Merenungkan kisah dalam novel Norwegian Wood karangan Haruki Murakami, dimana Toru Watanabe terkenang akan Naoko, gadis cinta pertamanya, yang kebetulan juga adalah kekasih mendiang sahabat karibnya, Kizuki.
Pada suatu waktu, Naoko yang menderita depresi karena kehilangan kakaknya dan Kizuki kekasihnya yang sama-sama mati muda, akhirnya dimasukkan ke sebuah asrama semacam panti rehabilitasi bagi orang-orang dengan gangguan mental, bernama "Asrama Ami." Dalam bahasa Prancis "ami" berarti teman.
Di tengah obrolan mereka, datang bergabung di meja mereka seorang lelaki berpakaian putih. Ia banyak bicara tentang produksi cairan lambung dalam kondisi tanpa gravitasi, dan terus membicarakan mengenai hubungan timbal balik antara besar otak dan kemampuannya. Ia mendongengkan tentang kapasitas otak Bismarck dan Napoleon. Di saku bajunya ada tiga pulpen, pensil dan mistar.
Melihat penampilan dan tingkahnya, di antara orang-orang yang ada di dalam asrama, baik dokter, perawat maupun pasien, Watanabe tidak bisa menduga secara pasti apakah laki-laki berpakaian putih itu adalah seorang dokter atau pasien.
"Menurutmu yang mana?" kata Reiko-san.
"Aku tidak bisa membedakannya sama sekali. Tetapi toh ia tidak terlihat waras," kata Watanabe.
"Ia dokter. Ia dipanggil Tomita sensei," kata Naoko.
"Tapi, di sini dia yang paling aneh. Aku berani taruhan," Reiko-san menambahkan.
"Pak Oomura, penjaga pintu gerbang pun aneh juga ya," kata Naoko.
"Ya, dia memang gila," kata Reiko-san mengangguk. "Soalnya, setiap pagi dia bersenam seenaknya sambil berteriak-teriak tak menentu.

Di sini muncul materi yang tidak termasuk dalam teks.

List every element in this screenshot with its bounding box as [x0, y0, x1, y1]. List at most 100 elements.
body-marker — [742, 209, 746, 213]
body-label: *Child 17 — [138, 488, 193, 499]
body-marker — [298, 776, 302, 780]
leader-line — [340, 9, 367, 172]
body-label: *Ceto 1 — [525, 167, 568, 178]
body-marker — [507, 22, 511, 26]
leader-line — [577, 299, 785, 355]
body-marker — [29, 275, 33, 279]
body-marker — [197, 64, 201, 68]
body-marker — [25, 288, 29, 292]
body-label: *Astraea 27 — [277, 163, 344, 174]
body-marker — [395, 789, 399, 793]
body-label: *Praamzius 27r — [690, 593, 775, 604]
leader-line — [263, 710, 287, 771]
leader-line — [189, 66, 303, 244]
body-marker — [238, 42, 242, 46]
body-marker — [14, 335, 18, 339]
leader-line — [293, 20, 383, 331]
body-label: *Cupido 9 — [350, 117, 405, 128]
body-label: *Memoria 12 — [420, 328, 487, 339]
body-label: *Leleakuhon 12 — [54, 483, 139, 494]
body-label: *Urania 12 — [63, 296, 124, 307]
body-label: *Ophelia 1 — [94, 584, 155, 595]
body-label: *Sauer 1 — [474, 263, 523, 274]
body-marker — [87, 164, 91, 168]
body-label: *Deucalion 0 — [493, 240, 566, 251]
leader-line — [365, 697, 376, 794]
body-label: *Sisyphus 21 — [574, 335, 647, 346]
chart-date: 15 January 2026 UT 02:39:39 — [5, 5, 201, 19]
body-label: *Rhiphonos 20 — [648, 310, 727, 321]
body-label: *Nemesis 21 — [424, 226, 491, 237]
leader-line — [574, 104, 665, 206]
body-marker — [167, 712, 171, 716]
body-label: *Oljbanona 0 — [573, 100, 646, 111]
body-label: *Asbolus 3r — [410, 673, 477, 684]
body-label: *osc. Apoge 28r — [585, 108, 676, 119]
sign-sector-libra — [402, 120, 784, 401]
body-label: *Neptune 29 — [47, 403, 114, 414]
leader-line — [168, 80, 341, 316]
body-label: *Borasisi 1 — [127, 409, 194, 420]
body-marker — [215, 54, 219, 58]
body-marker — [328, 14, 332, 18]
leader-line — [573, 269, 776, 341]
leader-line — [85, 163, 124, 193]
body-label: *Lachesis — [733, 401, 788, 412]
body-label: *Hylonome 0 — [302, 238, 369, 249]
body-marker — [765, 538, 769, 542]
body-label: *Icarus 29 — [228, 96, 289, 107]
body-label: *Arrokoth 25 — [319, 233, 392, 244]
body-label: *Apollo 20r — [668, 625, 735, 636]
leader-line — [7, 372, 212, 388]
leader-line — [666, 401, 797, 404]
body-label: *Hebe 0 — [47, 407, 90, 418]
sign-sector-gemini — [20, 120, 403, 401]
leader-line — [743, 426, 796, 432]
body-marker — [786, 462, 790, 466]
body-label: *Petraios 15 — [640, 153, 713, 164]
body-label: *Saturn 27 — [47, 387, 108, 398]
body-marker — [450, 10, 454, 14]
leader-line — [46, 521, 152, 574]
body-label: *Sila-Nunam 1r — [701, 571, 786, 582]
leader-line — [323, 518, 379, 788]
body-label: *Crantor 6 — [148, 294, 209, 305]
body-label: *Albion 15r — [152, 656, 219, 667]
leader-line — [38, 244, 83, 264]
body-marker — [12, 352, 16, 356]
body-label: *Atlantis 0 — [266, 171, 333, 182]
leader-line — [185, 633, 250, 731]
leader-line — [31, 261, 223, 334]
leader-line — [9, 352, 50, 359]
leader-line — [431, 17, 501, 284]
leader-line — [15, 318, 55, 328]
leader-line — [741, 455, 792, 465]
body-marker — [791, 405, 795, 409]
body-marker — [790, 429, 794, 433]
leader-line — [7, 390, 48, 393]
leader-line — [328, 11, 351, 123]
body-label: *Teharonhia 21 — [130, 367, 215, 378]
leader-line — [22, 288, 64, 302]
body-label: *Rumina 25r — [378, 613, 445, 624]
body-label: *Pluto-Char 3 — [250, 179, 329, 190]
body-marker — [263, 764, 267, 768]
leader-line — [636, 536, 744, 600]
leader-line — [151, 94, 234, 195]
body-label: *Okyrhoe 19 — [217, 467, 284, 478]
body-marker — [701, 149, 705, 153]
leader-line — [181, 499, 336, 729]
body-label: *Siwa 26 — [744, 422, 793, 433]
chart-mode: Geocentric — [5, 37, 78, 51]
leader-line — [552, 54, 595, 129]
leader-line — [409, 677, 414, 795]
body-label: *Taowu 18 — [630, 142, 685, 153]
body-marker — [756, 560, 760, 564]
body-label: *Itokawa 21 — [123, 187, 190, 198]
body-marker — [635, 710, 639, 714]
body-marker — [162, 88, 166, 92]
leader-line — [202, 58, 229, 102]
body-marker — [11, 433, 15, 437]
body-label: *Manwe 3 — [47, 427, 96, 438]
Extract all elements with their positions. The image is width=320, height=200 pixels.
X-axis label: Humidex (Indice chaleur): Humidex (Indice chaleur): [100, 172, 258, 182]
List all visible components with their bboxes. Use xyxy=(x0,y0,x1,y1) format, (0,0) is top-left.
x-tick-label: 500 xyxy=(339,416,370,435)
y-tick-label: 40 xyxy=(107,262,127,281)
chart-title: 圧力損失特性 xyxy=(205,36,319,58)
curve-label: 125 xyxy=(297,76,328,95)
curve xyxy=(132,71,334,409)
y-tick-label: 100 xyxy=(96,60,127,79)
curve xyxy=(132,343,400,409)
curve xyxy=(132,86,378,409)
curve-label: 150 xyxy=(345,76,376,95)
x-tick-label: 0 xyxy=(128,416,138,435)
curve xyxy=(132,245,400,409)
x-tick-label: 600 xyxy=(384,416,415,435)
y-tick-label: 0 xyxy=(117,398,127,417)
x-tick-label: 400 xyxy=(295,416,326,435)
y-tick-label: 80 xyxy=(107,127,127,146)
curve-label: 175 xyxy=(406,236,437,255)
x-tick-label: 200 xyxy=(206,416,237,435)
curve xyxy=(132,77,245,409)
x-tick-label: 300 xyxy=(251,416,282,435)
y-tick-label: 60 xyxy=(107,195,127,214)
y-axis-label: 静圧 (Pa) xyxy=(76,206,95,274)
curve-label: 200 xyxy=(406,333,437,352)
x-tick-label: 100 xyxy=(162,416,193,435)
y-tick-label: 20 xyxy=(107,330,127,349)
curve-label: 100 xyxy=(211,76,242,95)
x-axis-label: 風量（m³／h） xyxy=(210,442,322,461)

Sebelum Naoko datang ke sini, gadis di bagian keuangan bernama Kinoshita pernah mencoba bunuh diri karena neurosis, kemudian tahun lalu perawat bernama Tokushima dipecat karena kecanduan alkohol."
"Betul sekali, tampaknya kamu sudah mulai memahami sistem di dalam masyarakat ya," kata Reiko-san menjawab Watanabe.
"Kelihatannya begitu," kata Watanabe.
"Yang waras dari kami...," kata Reiko-san, "Adalah kami tahu bahwa kami tidak waras."
Begitulah refleksi dari duduk beberapa menit di Alpha Omega. Bagaimana kita mau menghadirkan pengobatan atau penyembuhan, di saat kita ternyata tidak menyadari kalau-kalau kita lah yang sakit dan kurang waras dalam dunia dengan sudut pandang yang tidak terbatas.
Reiko-san menutup harapannya kepada Watanabe yang telah diberitahu bahwa baik pasien, staf maupun tamu, selama berada di dalam asrama berarti menjadi anggota asrama, bagian dari mereka semua. Kata Reiko-san, " Pertama-tama Anda harus punya keinginan menolong seseorang. Kemudian Anda pun harus berpikir bahwa Anda sendiri harus ditolong seseorang. Kedua, jadilah orang jujur. Jangan berbohong, jangan berpura-pura, jangan menyamarkan sesuatu yang tidak baik. Itu saja."
Reiko-san adalah seorang pasien yang sudah tujuh tahun berada di Asrama Ami. Dia sudah sembuh, tapi ingin tetap berada di sana karena ia suka membantu orang untuk sembuh. Dengan mengajar musik, menanam sayuran, dan sebagainya. Semuanya sudah menjadi teman di sini, di Alpha Omega, yang awal dan yang akhir.
Referensi:
YKPC Alpha Omega, Alpha Omega Dulu, Kini dan Esok, Kabanjahe: 2008.
Haruki Murakami, Norwegian Wood, Jakarta: KPG, 2013.